Without Misinformation, Facebook Will Have Nothing Left Except Selfies

Without seeing the Clintonnage on Facebook, there's not likely a way to appreciate the bilious blast of bombastic bullshit which was coming relentlessly from that medium.  Facebook is like the worst nookie you ever had in your life since nothing comes out of it but that spared you all of that rubbish.  That saved your vestal souls from it but the E.S.F. (Extended Swamp Factor) was killing people with all the methane online.  (RT:  Facebook to crack down on spread of misinformation)

I got so sick of that tedious rot I've hardly been back to Facebook since.  Here's another slam of how Facebook fails.  (Huffington Post:  Bernie Sanders Could Replace President Trump With Little-Known Loophole)


Zucky (his friends call him Zucky) hasn't been having such a good year.  First his satellite blew up when SpaceX tried to launch it.  Next his candidate got stomped into high-cholesterol paste in Central Park and on national TV.  Now Zucky is called to task for running such a squalid sewer of irresponsible muckraking, journalistic fabrication, and openly biased representation.

Damn, ain't that a bitch.


Forty-four percent of people get their news exclusively from social networks and Facebook has been running up a list of embarrassing fiascoes even faster than Hillary Clinton.

Ed:  must run in the family.

It does seem so.

Ed:  probably those are the people who did not vote for the election.

Au contraire.  Those are the people who did vote and we embrace their anarchy.

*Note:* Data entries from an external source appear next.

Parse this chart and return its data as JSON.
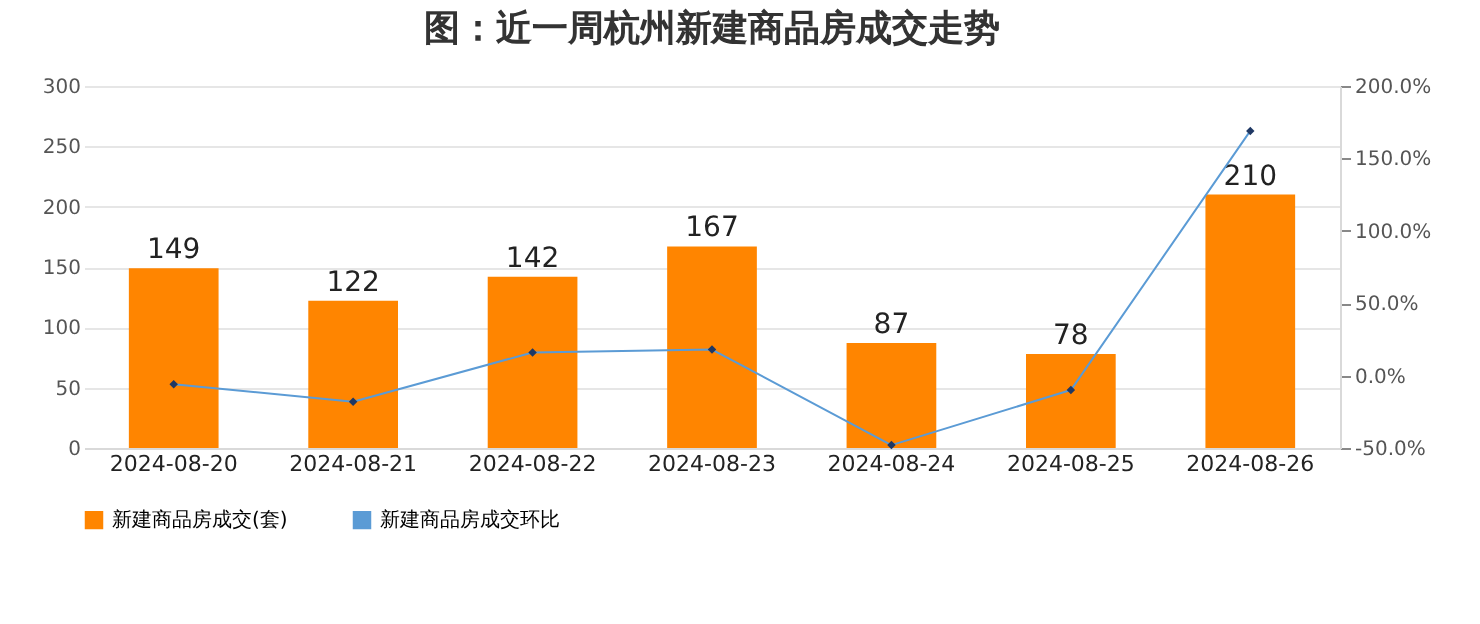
{
  "chart_data": {
    "type": "bar",
    "title": "图：近一周杭州新建商品房成交走势",
    "categories": [
      "2024-08-20",
      "2024-08-21",
      "2024-08-22",
      "2024-08-23",
      "2024-08-24",
      "2024-08-25",
      "2024-08-26"
    ],
    "series": [
      {
        "name": "新建商品房成交(套)",
        "color": "#ff8500",
        "values": [
          149,
          122,
          142,
          167,
          87,
          78,
          210
        ],
        "value_labels": [
          "149",
          "122",
          "142",
          "167",
          "87",
          "78",
          "210"
        ]
      },
      {
        "name": "新建商品房成交环比",
        "type": "line",
        "axis": "y2",
        "color": "#5b9bd5",
        "values": [
          -6,
          -18,
          16,
          18,
          -48,
          -10,
          169
        ]
      }
    ],
    "ylim": [
      0,
      300
    ],
    "yticks": [
      0,
      50,
      100,
      150,
      200,
      250,
      300
    ],
    "y2lim": [
      -50,
      200
    ],
    "y2ticks": [
      {
        "value": -50,
        "label": "-50.0%"
      },
      {
        "value": 0,
        "label": "0.0%"
      },
      {
        "value": 50,
        "label": "50.0%"
      },
      {
        "value": 100,
        "label": "100.0%"
      },
      {
        "value": 150,
        "label": "150.0%"
      },
      {
        "value": 200,
        "label": "200.0%"
      }
    ],
    "grid": "y",
    "legend": "bottom",
    "marker": "diamond",
    "line_style": "solid"
  }
}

Ed:  but Facebook was pushing Clinton!

Yah but they sucked at it.  They never considered one of the Most Important Aspects of the Day:




In one way we admire Zucky since Bill Gates made billions selling software which doesn't work but Zucky made billions selling software which doesn't do anything.  That's genius Wall Street will always respect and, next thing we knew, Barry was inviting him to the White House for tea.